*(It's still Tuesday somewhere, right? No? Ahhhhh.)*
Well, Jiayi thought ten minutes later, after she’d stripped off Yamaguchi’s spare suit and grabbed her things, at least I have a job.
It occurred to her that, with the shadow attacks, there would be a sudden shortfall of competition in her career field. The image of Kapil’s passive, neutral face, then Yamaguchi’s, built instant regret on the thought. Her jaw tightened, along with her fist, fingernails digging into the flesh of her palm.

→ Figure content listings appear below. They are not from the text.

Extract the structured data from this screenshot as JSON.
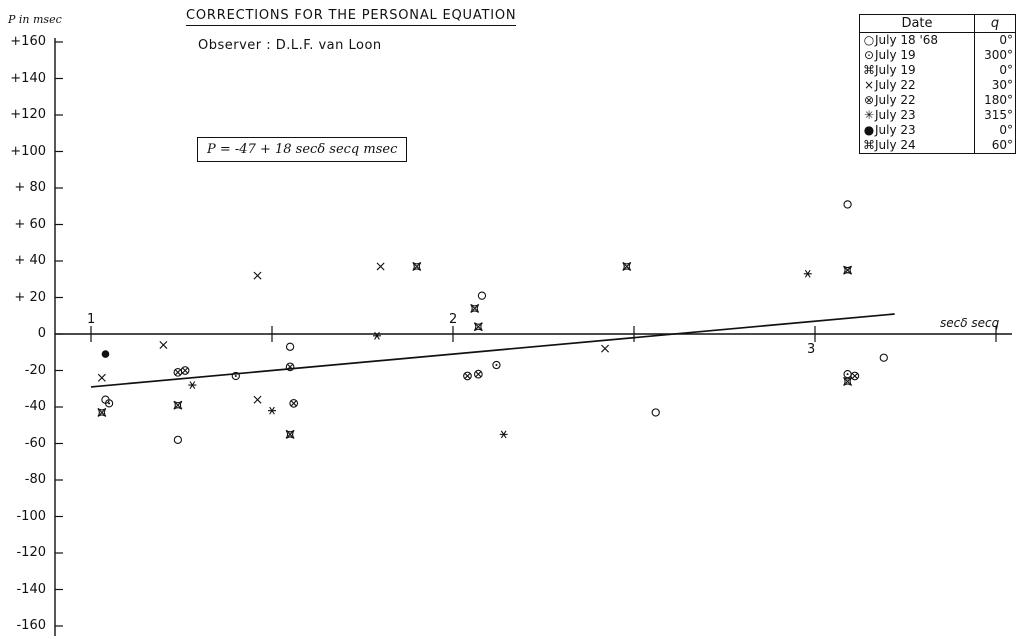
{
  "title": "CORRECTIONS FOR THE PERSONAL EQUATION",
  "observer": "Observer    : D.L.F. van Loon",
  "ylabel": "P in msec",
  "xlabel": "secδ secq",
  "formula": "P = -47 + 18 secδ secq  msec",
  "legend": {
    "header_date": "Date",
    "header_q": "q",
    "rows": [
      {
        "symbol": "circle",
        "date": "July 18 '68",
        "q": "0°"
      },
      {
        "symbol": "dot-circle",
        "date": "July 19",
        "q": "300°"
      },
      {
        "symbol": "star-box",
        "date": "July 19",
        "q": "0°"
      },
      {
        "symbol": "cross",
        "date": "July 22",
        "q": "30°"
      },
      {
        "symbol": "x-circle",
        "date": "July 22",
        "q": "180°"
      },
      {
        "symbol": "asterisk",
        "date": "July 23",
        "q": "315°"
      },
      {
        "symbol": "filled-circle",
        "date": "July 23",
        "q": "0°"
      },
      {
        "symbol": "star-box",
        "date": "July 24",
        "q": "60°"
      }
    ]
  },
  "chart_data": {
    "type": "scatter",
    "title": "CORRECTIONS FOR THE PERSONAL EQUATION",
    "xlabel": "secδ secq",
    "ylabel": "P in msec",
    "xlim": [
      0.95,
      3.55
    ],
    "ylim": [
      -160,
      160
    ],
    "xticks": [
      1,
      1.5,
      2,
      2.5,
      3,
      3.5
    ],
    "xtick_labels": [
      "1",
      "",
      "2",
      "",
      "3",
      ""
    ],
    "yticks": [
      160,
      140,
      120,
      100,
      80,
      60,
      40,
      20,
      0,
      -20,
      -40,
      -60,
      -80,
      -100,
      -120,
      -140,
      -160
    ],
    "ytick_labels": [
      "+160",
      "+140",
      "+120",
      "+100",
      "+ 80",
      "+ 60",
      "+ 40",
      "+ 20",
      "0",
      "-20",
      "-40",
      "-60",
      "-80",
      "-100",
      "-120",
      "-140",
      "-160"
    ],
    "fit_line": {
      "intercept": -47,
      "slope": 18,
      "x_range": [
        1.0,
        3.22
      ]
    },
    "series": [
      {
        "date": "July 18 '68",
        "q": "0°",
        "symbol": "circle",
        "points": [
          [
            1.04,
            -36
          ],
          [
            1.24,
            -58
          ],
          [
            1.55,
            -7
          ],
          [
            2.08,
            21
          ],
          [
            2.56,
            -43
          ],
          [
            3.09,
            71
          ],
          [
            3.19,
            -13
          ]
        ]
      },
      {
        "date": "July 19",
        "q": "300°",
        "symbol": "dot-circle",
        "points": [
          [
            1.05,
            -38
          ],
          [
            1.4,
            -23
          ],
          [
            2.12,
            -17
          ],
          [
            3.09,
            -22
          ]
        ]
      },
      {
        "date": "July 19",
        "q": "0°",
        "symbol": "star-box",
        "points": [
          [
            1.03,
            -43
          ],
          [
            1.24,
            -39
          ],
          [
            1.55,
            -55
          ],
          [
            1.9,
            37
          ],
          [
            2.06,
            14
          ],
          [
            2.07,
            4
          ],
          [
            2.48,
            37
          ]
        ]
      },
      {
        "date": "July 22",
        "q": "30°",
        "symbol": "cross",
        "points": [
          [
            1.03,
            -24
          ],
          [
            1.2,
            -6
          ],
          [
            1.46,
            32
          ],
          [
            1.46,
            -36
          ],
          [
            1.8,
            37
          ],
          [
            2.42,
            -8
          ]
        ]
      },
      {
        "date": "July 22",
        "q": "180°",
        "symbol": "x-circle",
        "points": [
          [
            1.24,
            -21
          ],
          [
            1.26,
            -20
          ],
          [
            1.55,
            -18
          ],
          [
            1.56,
            -38
          ],
          [
            2.04,
            -23
          ],
          [
            2.07,
            -22
          ],
          [
            3.11,
            -23
          ]
        ]
      },
      {
        "date": "July 23",
        "q": "315°",
        "symbol": "asterisk",
        "points": [
          [
            1.28,
            -28
          ],
          [
            1.5,
            -42
          ],
          [
            1.79,
            -1
          ],
          [
            2.14,
            -55
          ],
          [
            2.98,
            33
          ]
        ]
      },
      {
        "date": "July 23",
        "q": "0°",
        "symbol": "filled-circle",
        "points": [
          [
            1.04,
            -11
          ]
        ]
      },
      {
        "date": "July 24",
        "q": "60°",
        "symbol": "star-box",
        "points": [
          [
            3.09,
            -26
          ],
          [
            3.09,
            35
          ]
        ]
      }
    ]
  }
}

Gods, what’s wrong with me?
The entire station was in crisis. Normal modes of thought didn’t apply. Hopefully, the Shadow people and their attack would be a passing phase and would vanish back into the aether from which they’d come, and some marketing company would come forward and claim it was all a hoax—but that kind of hope didn’t hold much sway in the logical parts of her brain. Even if a marketing firm managed to get its hands on the kind of technology that could create those Shadow people—which she wasn’t sure really existed, except for the fact that it had to—the attack had taken down at least one military squad, which meant that if it were some mundane company responsible for it all, it had gone horribly wrong. If anything, this attack felt more like a show of power. Alliance, perhaps? Had she missed something in the year she hadn’t been paying much attention to the news? Alliance had always been a bit grumpy and antagonistic since Fallon had pulled out of its circle twenty years previous, but she hadn’t heard much of anything between the two except for misunderstandings on border asteroids, the gate incident seven years ago, and the large possibility that Alliance was funding pro-independence rebels in a couple of areas.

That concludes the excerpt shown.